There he met writers Ernest Hemmingway, F. Scott Fitzgerald and other famous figures.
And, since childhood, he began to collect folk works there.
His educational achievements are too long to list, but Clark worked as a lecturer and professor of anthropology and art at Ohio State University.
After a stint at Kent State, he began working at the University of the Americas in Mexico City.
“It didn’t take long for him to realize that there was a lot of dirty work in archaeology, so he switched to anthropology,” Gray said.
At some point, Cal State Bakersfield called and Clark answered, bringing him to Bakersfield.
Holding a master’s degree in Latin American history and a doctorate in philosophy in anthropology, Lee’s interest in art would lead him to become an accredited senior appraiser under the American Society of Appraisers.
But Clark’s passion for Mexican folk art would never subside, and he continued to collect for most of his life.
Longtime educator and art photographer Susan Reep first came to know Lee Clark through Clark’s relationship with her father, acclaimed painter Edward Reep.
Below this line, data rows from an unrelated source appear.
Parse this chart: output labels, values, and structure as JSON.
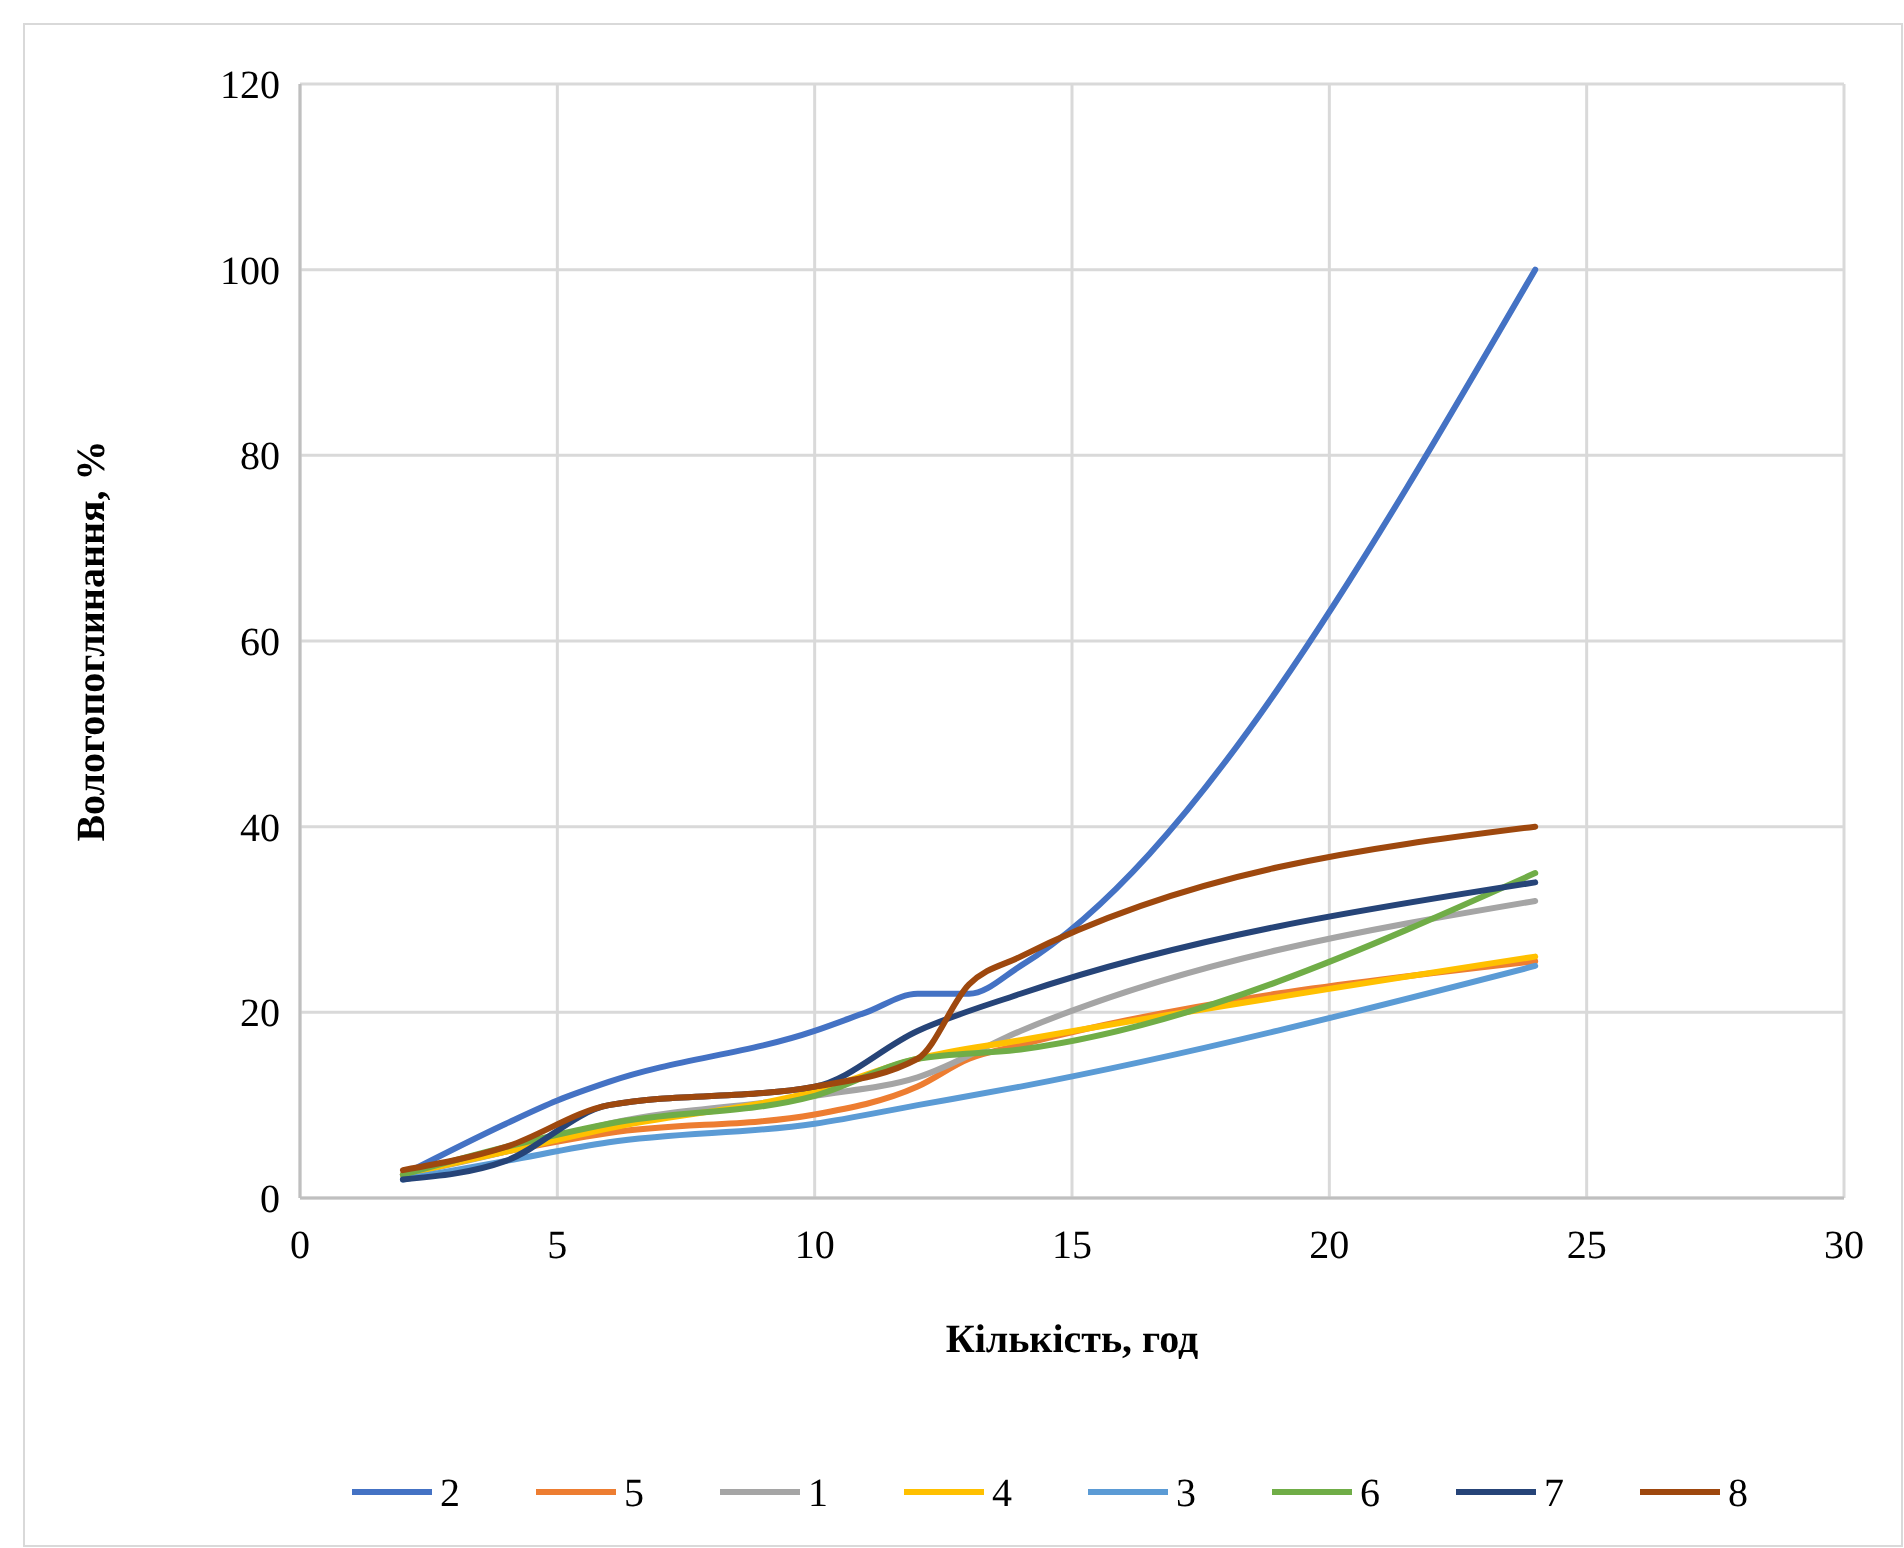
{
  "chart_data": {
    "type": "line",
    "xlabel": "Кількість, год",
    "ylabel": "Вологопоглинання, %",
    "xlim": [
      0,
      30
    ],
    "xticks": [
      0,
      5,
      10,
      15,
      20,
      25,
      30
    ],
    "ylim": [
      0,
      120
    ],
    "yticks": [
      0,
      20,
      40,
      60,
      80,
      100,
      120
    ],
    "grid": true,
    "legend": "bottom",
    "marker": "none",
    "line_style": "solid",
    "series": [
      {
        "name": "2",
        "color": "#4472c4",
        "x": [
          2,
          4,
          5,
          6,
          10,
          11,
          12,
          13,
          14,
          24
        ],
        "values": [
          2.5,
          8,
          10.5,
          12.5,
          18,
          20,
          22,
          22,
          25,
          100
        ]
      },
      {
        "name": "5",
        "color": "#ed7d31",
        "x": [
          2,
          4,
          6,
          10,
          12,
          13,
          14,
          24
        ],
        "values": [
          2.5,
          5,
          7,
          9,
          12,
          15,
          16.5,
          25.5
        ]
      },
      {
        "name": "1",
        "color": "#a5a5a5",
        "x": [
          2,
          4,
          6,
          10,
          12,
          14,
          24
        ],
        "values": [
          2.5,
          5,
          8,
          11,
          13,
          18,
          32
        ]
      },
      {
        "name": "4",
        "color": "#ffc000",
        "x": [
          2,
          4,
          6,
          10,
          12,
          14,
          24
        ],
        "values": [
          2.5,
          5,
          7.5,
          11.5,
          15,
          17,
          26
        ]
      },
      {
        "name": "3",
        "color": "#5b9bd5",
        "x": [
          2,
          4,
          6,
          10,
          12,
          14,
          24
        ],
        "values": [
          2,
          4,
          6,
          8,
          10,
          12,
          25
        ]
      },
      {
        "name": "6",
        "color": "#70ad47",
        "x": [
          2,
          4,
          6,
          10,
          12,
          14,
          24
        ],
        "values": [
          2.5,
          5.5,
          8,
          11,
          15,
          16,
          35
        ]
      },
      {
        "name": "7",
        "color": "#264478",
        "x": [
          2,
          4,
          6,
          10,
          12,
          14,
          24
        ],
        "values": [
          2,
          4,
          10,
          12,
          18,
          22,
          34
        ]
      },
      {
        "name": "8",
        "color": "#9e480e",
        "x": [
          2,
          4,
          6,
          10,
          12,
          13,
          14,
          24
        ],
        "values": [
          3,
          5.5,
          10,
          12,
          15,
          23,
          26,
          40
        ]
      }
    ]
  }
}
Over the years, Clark represented Edward Reep at his CL Clark Gallery.
“Lee knew the art community,” Susan Reep said in an email. “He exhibited his father’s works and sold many pieces.
“I don’t know if Lee’s gallery was the first gallery in town, but it was certainly the best,” she said. “Lee knew art. He knew how to appreciate art, and if something was in his gallery, it was worth buying.”
Don Martin, who owned Metro Galleries in downtown Bakersfield until it closed during the pandemic, worked at Clark’s gallery before it closed in 1999 or 2000.
“Even though it was before my time here, I think Lee was of gatekeeper in the late ’70s and early ’80s for the Bakersfield art scene,” Martin said. “By opening an art gallery that focused on emerging and mid-career artists from throughout California and the West, he brought ideas new and art that had not been expressed or seen here before.
“In my opinion, CL Clark Galleries was the best gallery between San Francisco and LA for many years. It was certainly the gallery that many artists wanted to show their work at.”
During one of Martin’s breaks from his television news career in the mid-1990s, Clark hired him as his gallery director. Martin still remembers the years spent in “that beautiful gallery which was then surrounded by a lovely private garden”.
Martin said Clark also helped humanize gay men in local culture, a big step forward for Bakersfield.
“He and his partner … were probably one of the first gay couples to be ‘out’ in Bakersfield and accepted by the elites in the 1980s and ’90s.”
There was no one like him, said Bukovnik.
“There will never be another like him in my life,” he said.